The genotypes and expressions of tumor cells are related to the phenotype of the cells, the role of the tumor microenvironment, the characteristics and evolution of the tumor, and the resistance to treatment. In recent years, the research of tumor genome map has drawn the genetic landscape of cancer, the expression pattern of thousands of tumors, identified the driving mutation, and differentiated different subtypes according to specific transcriptional patterns. However, the genetic status of cancer can be studied more accuray, while the information provided by gene expression in whole tissue is limited, because the determinants of tumor expression, the influence of microenvironment and the heterogeneity of tumor genes are all averaged. Single cell transcriptome sequencing can solve these problems, but at the same time, it also brings more cost and more workload. For example, more time is needed to get individual cells from fresh tumor samples, especially some rare tumors.
2 research methods
10 IDH-A with flow cytometry in tumor cells, and single cell RNA-seq. In 6 IDH-O patients, the flow cytometry was used to separate the tumor cells, and the single cell RNA-seq was performed.
Analyzed 76 IDH-O91 IDH-A glioma downloaded from the TCGA database of data, there are 550 differentially expressed genes. Compared with the results of a large number of cell sequencing, the results of single cell sequencing were compared.
DNA, RNA in situ hybridization.
3 research results
The difference analysis of IDH mutation in glioma samples and a large number of single cell RNA-Seq cell RNA-seq cell clustering method based on the results of:
1> gene expression clustering analysis, the cells are divided into glioma cells, immune cells and oligodendrocytes.
2>, because glioma cells are often accompanied by large chromosomal aberrations, we use the data of gene expression of each cell in large chromosome regions to evaluate CNVs, and then verify CNV by exon sequencing and DNA FISH. The results of using gene expression and CNV to classify cells were consistent, and 5097 malignant cells were defined.
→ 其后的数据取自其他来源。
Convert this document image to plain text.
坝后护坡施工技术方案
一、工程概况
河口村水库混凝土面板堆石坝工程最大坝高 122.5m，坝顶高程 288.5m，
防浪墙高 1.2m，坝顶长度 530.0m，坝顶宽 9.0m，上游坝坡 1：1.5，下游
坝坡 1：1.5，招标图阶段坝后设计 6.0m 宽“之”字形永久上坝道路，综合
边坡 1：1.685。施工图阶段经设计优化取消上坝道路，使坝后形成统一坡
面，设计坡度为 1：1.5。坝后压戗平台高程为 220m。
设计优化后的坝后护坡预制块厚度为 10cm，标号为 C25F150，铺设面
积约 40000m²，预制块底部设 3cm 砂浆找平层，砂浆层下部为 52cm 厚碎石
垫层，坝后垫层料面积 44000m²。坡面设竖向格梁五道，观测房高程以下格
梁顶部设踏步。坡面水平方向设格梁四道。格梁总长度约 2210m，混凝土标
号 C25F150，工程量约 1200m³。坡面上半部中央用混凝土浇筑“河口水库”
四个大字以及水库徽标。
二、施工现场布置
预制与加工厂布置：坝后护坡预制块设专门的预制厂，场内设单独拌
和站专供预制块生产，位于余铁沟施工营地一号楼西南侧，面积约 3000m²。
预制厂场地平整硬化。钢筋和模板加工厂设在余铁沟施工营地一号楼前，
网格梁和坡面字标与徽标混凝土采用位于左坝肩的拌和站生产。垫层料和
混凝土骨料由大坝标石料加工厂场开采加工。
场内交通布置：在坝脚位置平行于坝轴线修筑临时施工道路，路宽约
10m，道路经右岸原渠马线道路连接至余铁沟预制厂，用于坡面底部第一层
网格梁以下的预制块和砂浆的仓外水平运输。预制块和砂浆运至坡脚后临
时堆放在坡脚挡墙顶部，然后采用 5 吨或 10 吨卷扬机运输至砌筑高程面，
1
Next, we compare the data of single cell sequencing with the data from a large number of cell RNA-seq data downloaded by ATCG. We find the difference of gene expression between two kinds of tumor subsets and analyze the characteristic genes of subpopulations.
Differences in gene expression caused by IDH-A and IDH-O because of tumor microenvironment and genetics
Half of the genes were not different in single cell sequencing, and there were differences in a large number of cell sequencing, indicating that half of the differential genes were caused by non malignant cells. The genes of immune and neurogenes as non malignant cells are some of the interfering factors.
The difference IDH-A and IDH-O gene expression in malignant cells mainly derived from the genome.
The results based on the transcriptional group are mainly caused by the variation of 4 genomes, which are 1p/19q, CIC activated genes, CIC suppressed genes and P53 target genes.
The characteristic genes of different tumor subtypes have 4 types of genetic influence
Single cell sequencing showed that IDH-A and IDH-O shared glial lineage
Previous research showed that IDH-A and IDH-O are star and oligodendrocytes. The difference genes between IDH-A and IDH-O glial cells were very few through the analysis of characteristic genes and PCA. Their difference is mainly due to the difference between genetics and tumor microenvironment, but not the difference of glial cells.